Colonial authorities in India sought to stifle Indian competition from artisans and merchants. The decline of Indian industry was so severe that widespread impoverishment was everywhere. Observing this with increasing alarm, Gandhi came to understand that India was being ruined economically, spiritually, culturally, and politically.

And so the spinning wheel. Though a successful lawyer, Gandhi took to the machine as not only a sign of his solidarity with the workers but as his way of showing that dedicated work was as worthy of a dignified label as any noble act. As Canada celebrates Labour Day weekend, there are important questions concerning Gandhi's premise that we must begin asking ourselves. For example, how do we deal with a world of wealth without work?

What would Gandhi think today of a world in which globalization has extended to places that easily eclipse the sheer reach of the old British Empire? If he desired to launch a worker's movement now, where would he begin? Who would he be fighting against? How would he deal with work that is processed through the brain and not merely the working of the hands? How could he possibly bring a global economic juggernaut to its knees?

It's likely he couldn't. Tens of thousands of groups are fighting worldwide everyday to put some value back into work and labour, yet the global economic system marches on as if unaware of their existence.

Upon entering an era of ironies, we find ourselves forced to deal with some increasing contradictions -- employability replaces employment, people without jobs, jobs without people, numerous part-time jobs replacing full-time ones, employment numbers going down because people have stopped looking for work altogether.

All this is just another way of saying that modern economic growth is less linked to human labour than at any other time in human history. Wealth without work: who would have imagined such a possibility even a generation ago, save for those who already had wealth through holdings and real estate?

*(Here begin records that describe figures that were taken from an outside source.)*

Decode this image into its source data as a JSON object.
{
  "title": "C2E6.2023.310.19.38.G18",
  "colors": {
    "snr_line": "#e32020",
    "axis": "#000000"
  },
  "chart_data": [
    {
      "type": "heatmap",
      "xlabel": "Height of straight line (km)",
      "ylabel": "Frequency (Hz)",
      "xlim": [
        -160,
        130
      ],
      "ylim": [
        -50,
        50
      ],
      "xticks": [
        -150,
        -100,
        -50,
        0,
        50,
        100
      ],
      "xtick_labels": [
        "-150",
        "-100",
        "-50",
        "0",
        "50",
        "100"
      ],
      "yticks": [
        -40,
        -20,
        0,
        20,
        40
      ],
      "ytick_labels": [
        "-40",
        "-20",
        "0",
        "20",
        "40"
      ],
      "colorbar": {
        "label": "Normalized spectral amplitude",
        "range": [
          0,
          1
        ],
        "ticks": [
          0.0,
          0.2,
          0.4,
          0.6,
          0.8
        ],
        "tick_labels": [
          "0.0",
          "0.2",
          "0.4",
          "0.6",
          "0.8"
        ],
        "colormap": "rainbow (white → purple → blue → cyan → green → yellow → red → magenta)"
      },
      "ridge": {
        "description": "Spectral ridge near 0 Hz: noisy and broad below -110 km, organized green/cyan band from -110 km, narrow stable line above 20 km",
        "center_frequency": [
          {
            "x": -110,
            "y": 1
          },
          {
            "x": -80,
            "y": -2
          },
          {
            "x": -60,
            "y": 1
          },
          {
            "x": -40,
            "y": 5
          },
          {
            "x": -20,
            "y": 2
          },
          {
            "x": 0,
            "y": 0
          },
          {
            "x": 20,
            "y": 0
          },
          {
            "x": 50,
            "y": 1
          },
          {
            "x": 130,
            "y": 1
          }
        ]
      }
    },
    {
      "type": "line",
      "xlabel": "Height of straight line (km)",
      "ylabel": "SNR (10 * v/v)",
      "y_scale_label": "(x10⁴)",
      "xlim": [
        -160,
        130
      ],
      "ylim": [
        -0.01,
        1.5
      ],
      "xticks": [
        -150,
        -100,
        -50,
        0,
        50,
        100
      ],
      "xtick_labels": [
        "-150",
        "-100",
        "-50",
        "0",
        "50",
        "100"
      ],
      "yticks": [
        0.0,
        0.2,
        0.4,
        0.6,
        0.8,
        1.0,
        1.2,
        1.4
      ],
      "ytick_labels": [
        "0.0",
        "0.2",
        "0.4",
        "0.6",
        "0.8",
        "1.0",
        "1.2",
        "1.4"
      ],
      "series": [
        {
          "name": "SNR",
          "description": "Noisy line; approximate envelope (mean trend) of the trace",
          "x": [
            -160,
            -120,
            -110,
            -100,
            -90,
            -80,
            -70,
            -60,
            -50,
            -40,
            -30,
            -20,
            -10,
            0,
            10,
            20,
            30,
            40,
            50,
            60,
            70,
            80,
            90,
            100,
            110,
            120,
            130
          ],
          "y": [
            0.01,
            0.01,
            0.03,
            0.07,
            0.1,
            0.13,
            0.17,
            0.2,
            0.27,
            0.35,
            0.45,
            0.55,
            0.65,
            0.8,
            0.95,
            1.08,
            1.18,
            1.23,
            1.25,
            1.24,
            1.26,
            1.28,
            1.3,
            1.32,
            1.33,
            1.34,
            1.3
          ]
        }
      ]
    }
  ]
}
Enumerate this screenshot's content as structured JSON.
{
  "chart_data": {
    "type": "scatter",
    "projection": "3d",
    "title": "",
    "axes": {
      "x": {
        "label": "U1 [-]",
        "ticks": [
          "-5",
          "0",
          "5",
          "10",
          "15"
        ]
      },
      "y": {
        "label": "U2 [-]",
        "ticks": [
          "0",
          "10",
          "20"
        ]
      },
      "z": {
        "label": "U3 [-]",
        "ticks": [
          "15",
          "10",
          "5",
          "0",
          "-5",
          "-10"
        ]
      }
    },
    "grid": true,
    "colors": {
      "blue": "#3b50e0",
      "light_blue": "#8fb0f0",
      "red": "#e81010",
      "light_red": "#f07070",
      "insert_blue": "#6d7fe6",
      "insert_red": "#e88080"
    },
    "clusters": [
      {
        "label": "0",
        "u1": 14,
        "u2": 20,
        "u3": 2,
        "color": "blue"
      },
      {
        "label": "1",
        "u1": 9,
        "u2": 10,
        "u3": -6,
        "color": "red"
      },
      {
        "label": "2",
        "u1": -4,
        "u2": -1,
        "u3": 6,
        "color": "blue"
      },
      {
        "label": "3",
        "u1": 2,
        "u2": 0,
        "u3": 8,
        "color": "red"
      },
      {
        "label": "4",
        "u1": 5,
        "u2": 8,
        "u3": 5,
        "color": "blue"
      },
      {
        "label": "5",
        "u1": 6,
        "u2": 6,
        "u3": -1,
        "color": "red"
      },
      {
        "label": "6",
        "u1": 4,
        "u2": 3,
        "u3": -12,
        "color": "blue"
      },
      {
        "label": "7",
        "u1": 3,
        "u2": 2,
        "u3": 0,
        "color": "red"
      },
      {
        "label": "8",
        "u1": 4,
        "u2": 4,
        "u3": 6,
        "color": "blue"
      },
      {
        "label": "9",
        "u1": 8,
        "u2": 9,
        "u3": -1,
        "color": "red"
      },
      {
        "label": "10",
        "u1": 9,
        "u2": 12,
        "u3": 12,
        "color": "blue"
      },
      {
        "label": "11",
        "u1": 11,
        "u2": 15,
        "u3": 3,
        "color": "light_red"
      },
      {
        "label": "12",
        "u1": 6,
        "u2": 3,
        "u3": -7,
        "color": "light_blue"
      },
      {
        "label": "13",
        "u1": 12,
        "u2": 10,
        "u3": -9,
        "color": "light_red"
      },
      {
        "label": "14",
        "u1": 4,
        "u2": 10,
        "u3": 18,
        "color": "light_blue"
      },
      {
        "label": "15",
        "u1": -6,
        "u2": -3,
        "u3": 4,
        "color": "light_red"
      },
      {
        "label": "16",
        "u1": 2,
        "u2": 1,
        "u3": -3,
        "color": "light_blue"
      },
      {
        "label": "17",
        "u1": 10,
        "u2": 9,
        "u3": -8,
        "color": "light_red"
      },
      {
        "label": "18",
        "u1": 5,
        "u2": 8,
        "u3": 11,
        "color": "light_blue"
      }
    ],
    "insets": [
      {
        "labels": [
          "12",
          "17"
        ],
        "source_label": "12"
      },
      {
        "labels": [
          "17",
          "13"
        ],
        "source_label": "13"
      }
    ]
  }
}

But there was more. Holding work was also having status in the community, even when it was the most mundane of labour. One provided for their family. They had skills that could be put to good use for the economy or the community. Diligent work also became one of the undergirding virtues of a society. Yes, there was abuse from the bosses, and the ever-present desire to keep wages low to maintain high profits, but the work meant something and reflected a greater outlook and impact on society. In time, it's great value was secured in legislation, securing benefits, workplace compensation, and pensions, as it became clear that an employed middle class meant a vibrant economy for almost everyone.

The historic decoupling of consumption and production hasn't let to some kind of utopia but a kind of global disruption that has dislocated key sectors of modern society. This is even true in the emerging economies of the developed world, where the spread of wealth in those nations is causing an ever-widening gap between the rich and poor. In other words, greater parts of those populations will be working longer hours for less remuneration -- a mirror image of the affluent world.

Work, which has anchored our modern value system since the days of the Industrial Revolution, is dangerously close to becoming untethered to the ability to acquire wealth. The centuries-old theory that to be a responsible and productive human being is to work, to engage oneself in the production of goods necessary to the overall wellbeing of society, is under great stress. Where once people looked at their retirement years as a time of worth and pleasure derived from a lifetime of work, they now view it as a time of diminishing returns.

Canada is about to celebrate Labour Day and many of the successes of the labour movement over the decades in bringing recognition to the important of this country's workers and their contribution to community. But with work itself changing in its very structure, how will we prepare ourselves for the new workplace challenges to come? We stand at a precipice, considering the possibility of turning history back on itself and putting humankind into a kind of forced servitude reminiscent of earlier centuries. The irony would be rich if it weren't so troubling: just at the moment of our greatest wealth, we run the risk of a future without work.